Researchers at Johns Hopkins have concluded that sudden, temporary spikes in the amount of HIV in the body, commonly called "blips," generally do not mean the virus is developing resistance to AIDS drugs and gaining strength in numbers.
"These results should provide relief to hundreds of thousands of HIV-positive patients in the United States currently taking drug therapy, called highly active anti-retroviral therapy, or HAART, and reassure them that their medications have not failed," says senior study author and infectious disease specialist Robert Siliciano, M.D., Ph.D., a professor at The Johns Hopkins University School of Medicine and a Howard Hughes Medical Institute investigator. "Physicians and patients now have a much better idea of when to worry about these blips and when not to worry."
Because HIV mutates very rapidly, physicians and patients have worried that even small, temporary increases in the amount of virus could indicate the virus had mutated to evade anti-viral drugs being taken.
Instead, the Hopkins team has shown that these so-called blips are mathematical artifacts, or variations, that stem from the test used to gauge the amount of virus in the body, a measurement known as viral load.
According to the Hopkins findings, to be published in the Journal of the American Medical Association online Feb. 16, unless the blip is higher than 200 copies per milliliter of blood, or persists upon repeated testing, it does not signal that the virus has mutated, or changed form.

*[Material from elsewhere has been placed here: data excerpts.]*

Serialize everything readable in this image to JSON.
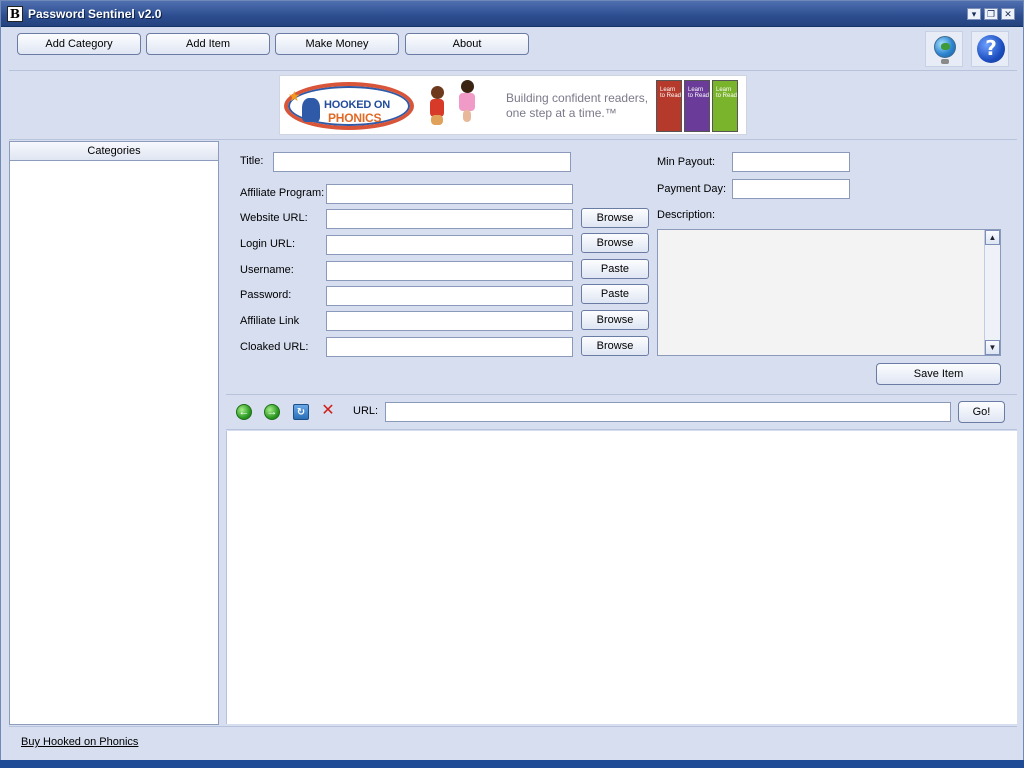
{
  "window": {
    "title": "Password Sentinel v2.0",
    "app_icon": "B",
    "controls": {
      "minimize": "▾",
      "restore": "❐",
      "close": "✕"
    }
  },
  "toolbar": {
    "buttons": [
      {
        "label": "Add Category"
      },
      {
        "label": "Add Item"
      },
      {
        "label": "Make Money"
      },
      {
        "label": "About"
      }
    ],
    "globe_icon": "globe-icon",
    "help_label": "?"
  },
  "banner": {
    "logo_line1": "HOOKED ON",
    "logo_line2": "PHONICS",
    "tagline_line1": "Building confident readers,",
    "tagline_line2": "one step at a time.™",
    "books": [
      "Learn to Read",
      "Learn to Read",
      "Learn to Read"
    ]
  },
  "categories": {
    "header": "Categories",
    "items": []
  },
  "form": {
    "title_label": "Title:",
    "title_value": "",
    "affiliate_program_label": "Affiliate Program:",
    "affiliate_program_value": "",
    "website_url_label": "Website URL:",
    "website_url_value": "",
    "login_url_label": "Login URL:",
    "login_url_value": "",
    "username_label": "Username:",
    "username_value": "",
    "password_label": "Password:",
    "password_value": "",
    "affiliate_link_label": "Affiliate Link",
    "affiliate_link_value": "",
    "cloaked_url_label": "Cloaked URL:",
    "cloaked_url_value": "",
    "browse_label": "Browse",
    "paste_label": "Paste",
    "min_payout_label": "Min Payout:",
    "min_payout_value": "",
    "payment_day_label": "Payment Day:",
    "payment_day_value": "",
    "description_label": "Description:",
    "description_value": "",
    "save_label": "Save Item"
  },
  "browser_nav": {
    "back_icon": "back-arrow-icon",
    "forward_icon": "forward-arrow-icon",
    "refresh_icon": "refresh-icon",
    "stop_icon": "stop-icon",
    "url_label": "URL:",
    "url_value": "",
    "go_label": "Go!"
  },
  "status": {
    "link_text": "Buy Hooked on Phonics"
  },
  "colors": {
    "window_bg": "#d6def0",
    "titlebar": "#2c4d8f",
    "accent_green": "#2f9d25",
    "stop_red": "#d0201a"
  }
}
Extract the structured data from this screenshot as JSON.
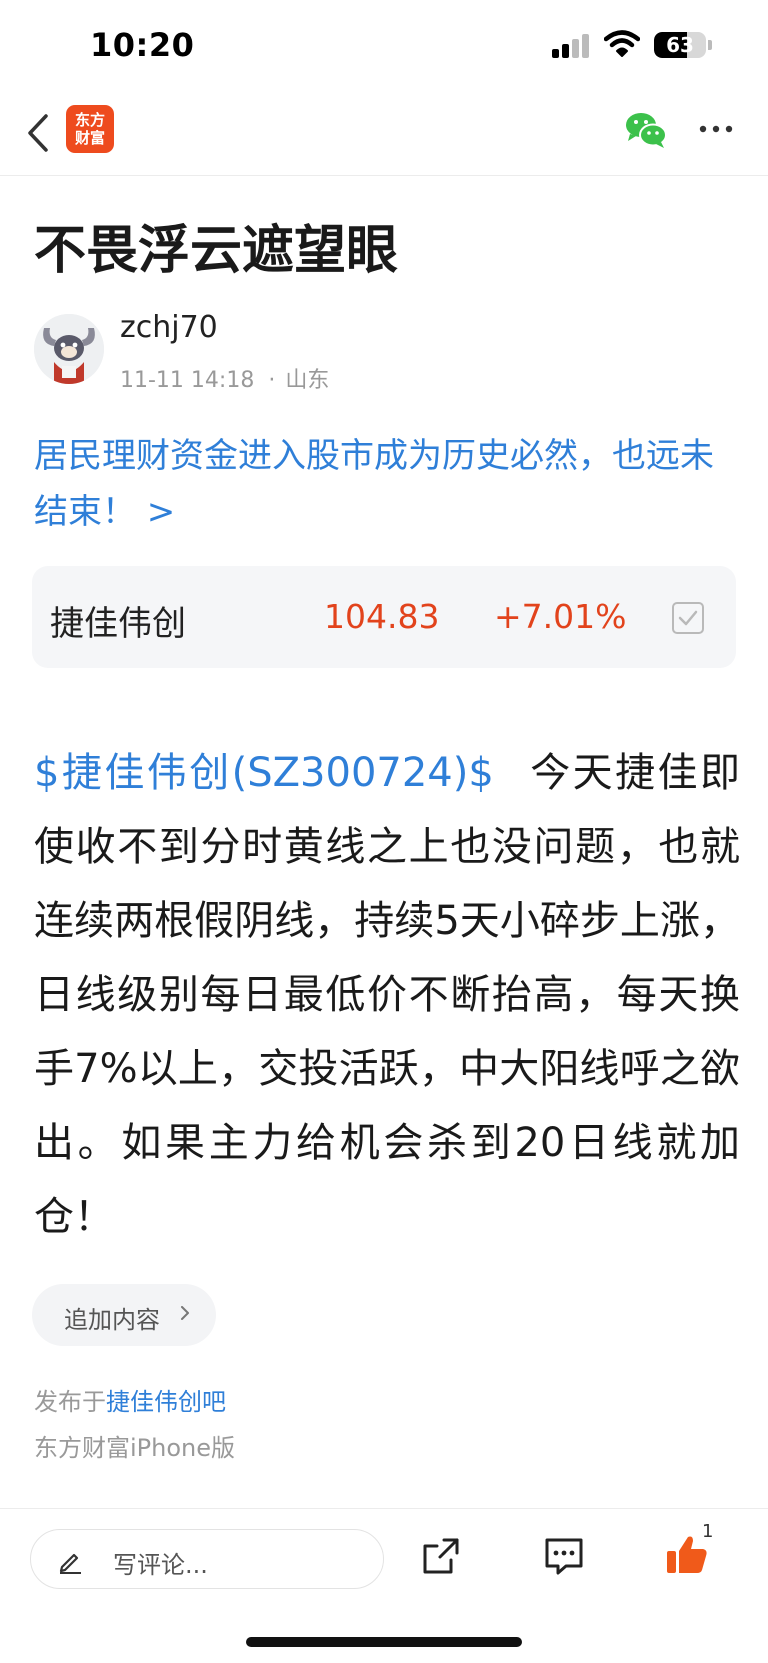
{
  "status_bar": {
    "time": "10:20",
    "battery": "63",
    "battery_level": 0.63
  },
  "nav": {
    "logo_text_line1": "东方",
    "logo_text_line2": "财富"
  },
  "article": {
    "title": "不畏浮云遮望眼",
    "author": "zchj70",
    "timestamp": "11-11 14:18",
    "location": "山东",
    "promo_link": "居民理财资金进入股市成为历史必然，也远未结束！ >",
    "stock_card": {
      "name": "捷佳伟创",
      "price": "104.83",
      "change": "+7.01%"
    },
    "stock_tag": "$捷佳伟创(SZ300724)$",
    "body": "今天捷佳即使收不到分时黄线之上也没问题，也就连续两根假阴线，持续5天小碎步上涨，日线级别每日最低价不断抬高，每天换手7%以上，交投活跃，中大阳线呼之欲出。如果主力给机会杀到20日线就加仓！",
    "add_content_label": "追加内容",
    "published_prefix": "发布于",
    "published_bar": "捷佳伟创吧",
    "platform": "东方财富iPhone版"
  },
  "bottom_bar": {
    "comment_placeholder": "写评论...",
    "like_count": "1"
  },
  "colors": {
    "accent_blue": "#2f7fd8",
    "price_red": "#e2431c",
    "logo_orange": "#ee4b1e",
    "like_orange": "#f05a1a"
  }
}
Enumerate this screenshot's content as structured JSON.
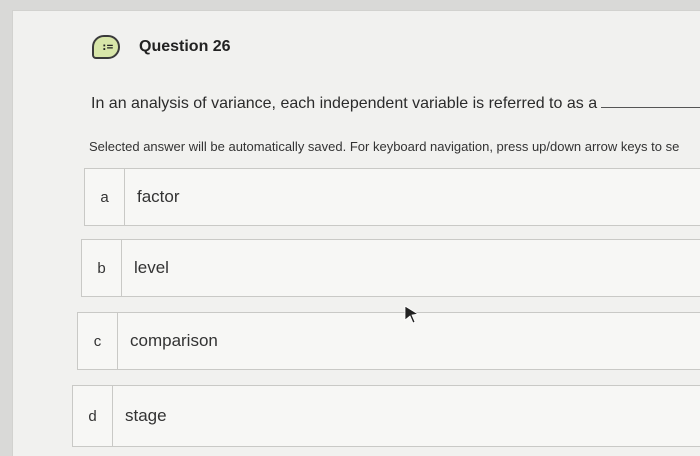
{
  "question": {
    "icon": "question-list-icon",
    "title": "Question 26",
    "text": "In an analysis of variance, each independent variable is referred to as a",
    "instructions": "Selected answer will be automatically saved. For keyboard navigation, press up/down arrow keys to se"
  },
  "options": [
    {
      "letter": "a",
      "label": "factor"
    },
    {
      "letter": "b",
      "label": "level"
    },
    {
      "letter": "c",
      "label": "comparison"
    },
    {
      "letter": "d",
      "label": "stage"
    }
  ]
}
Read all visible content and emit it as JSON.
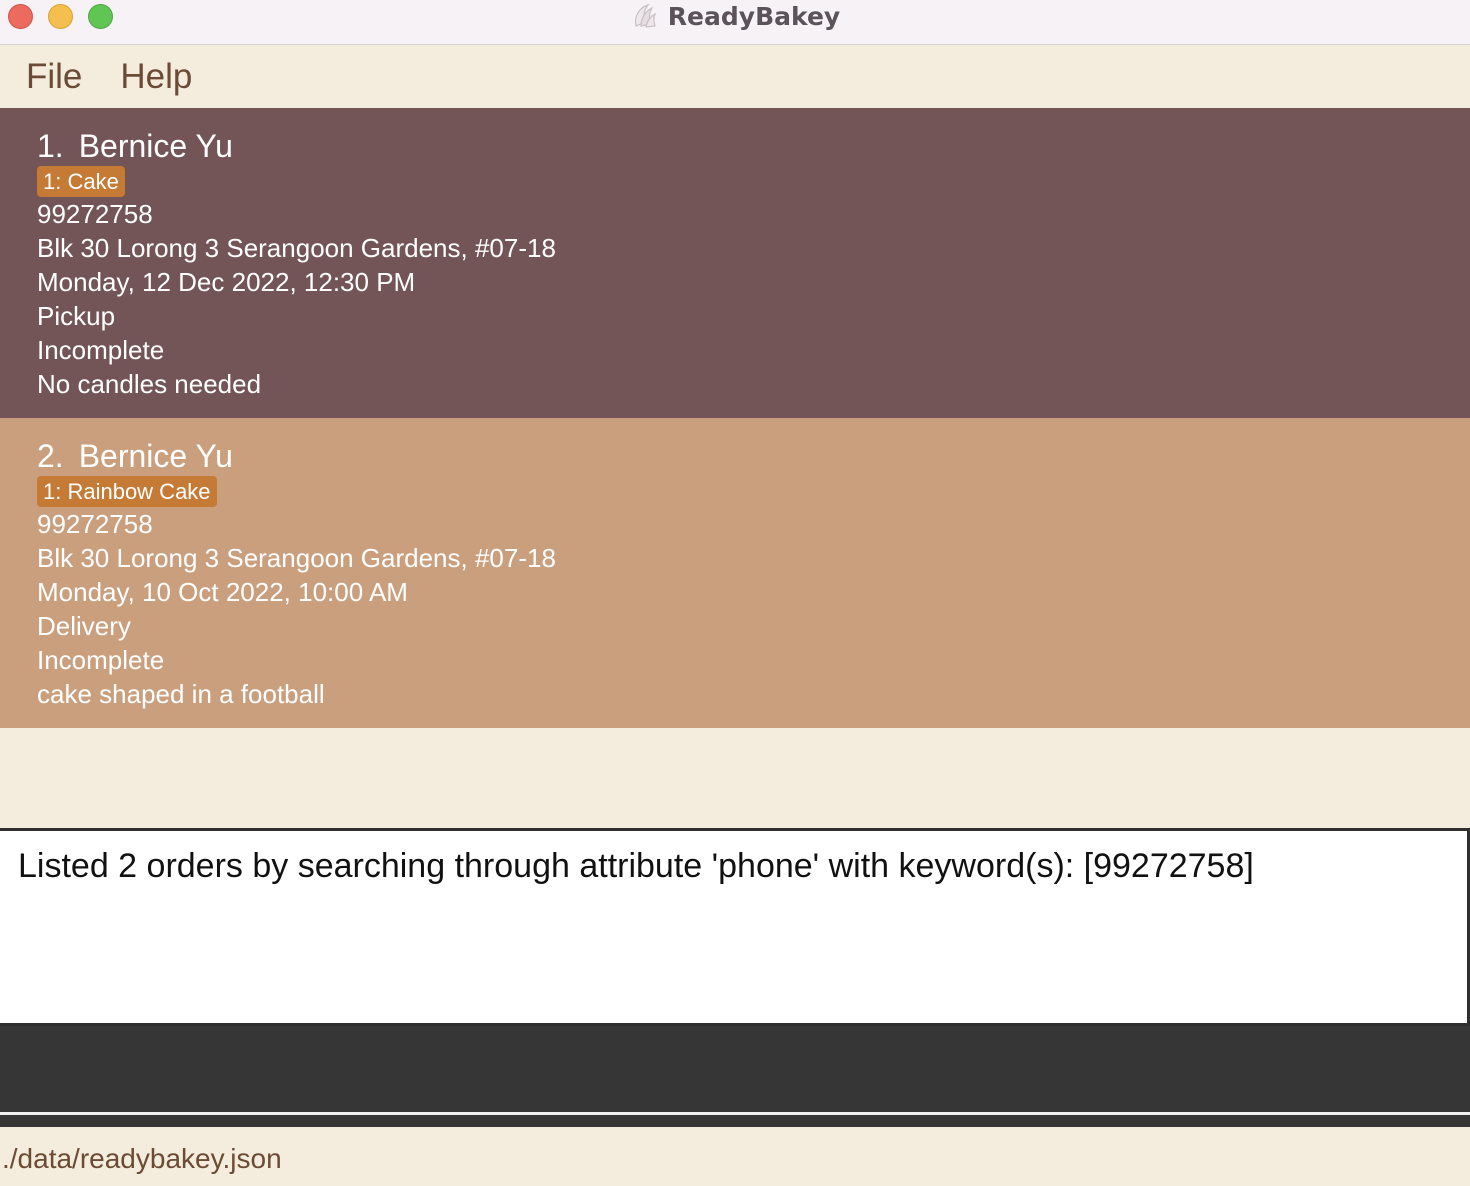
{
  "window": {
    "title": "ReadyBakey"
  },
  "menu": {
    "items": [
      {
        "label": "File"
      },
      {
        "label": "Help"
      }
    ]
  },
  "orders": [
    {
      "index": "1.",
      "name": "Bernice Yu",
      "tag": "1: Cake",
      "phone": "99272758",
      "address": "Blk 30 Lorong 3 Serangoon Gardens, #07-18",
      "deadline": "Monday, 12 Dec 2022, 12:30 PM",
      "method": "Pickup",
      "status": "Incomplete",
      "remark": "No candles needed"
    },
    {
      "index": "2.",
      "name": "Bernice Yu",
      "tag": "1: Rainbow Cake",
      "phone": "99272758",
      "address": "Blk 30 Lorong 3 Serangoon Gardens, #07-18",
      "deadline": "Monday, 10 Oct 2022, 10:00 AM",
      "method": "Delivery",
      "status": "Incomplete",
      "remark": "cake shaped in a football"
    }
  ],
  "result": {
    "message": "Listed 2 orders by searching through attribute 'phone' with keyword(s): [99272758]"
  },
  "command": {
    "value": ""
  },
  "status_bar": {
    "path": "./data/readybakey.json"
  },
  "colors": {
    "card_selected": "#735557",
    "card_normal": "#c99f7d",
    "tag": "#c57a35",
    "background": "#f4ecdc",
    "command_bg": "#363636"
  }
}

True drug resistance requires changes in therapy which can be very difficult for the patient, says Siliciano. Different combinations of medications can have toxic side effects, such as lipid abnormalities and diabetes, and can be considerably harder to tolerate than the originally prescribed drug cocktail. Today's anti-HIV drug treatments quickly suppress the virus to nearly undetectable levels, but blips are a frequent problem. Earlier studies suggested that blips occur in 11 percent to 46 percent of patients, while the Hopkins study, which used intensive sampling, found blips in nine-tenths of patients.
To see whether or when blips mean possible mutation, the Hopkins team conducted a detailed genetic analysis of multiple blood samples from 10 HIV-positive patients, taking samples every two to three days for a period of three months between June 2003 and February 2004. All patients had their infection under long-term control, on HAART, and with viral loads of less than 50 copies per milliliter for at least six months. In total, 36 blood samples were taken from each patient.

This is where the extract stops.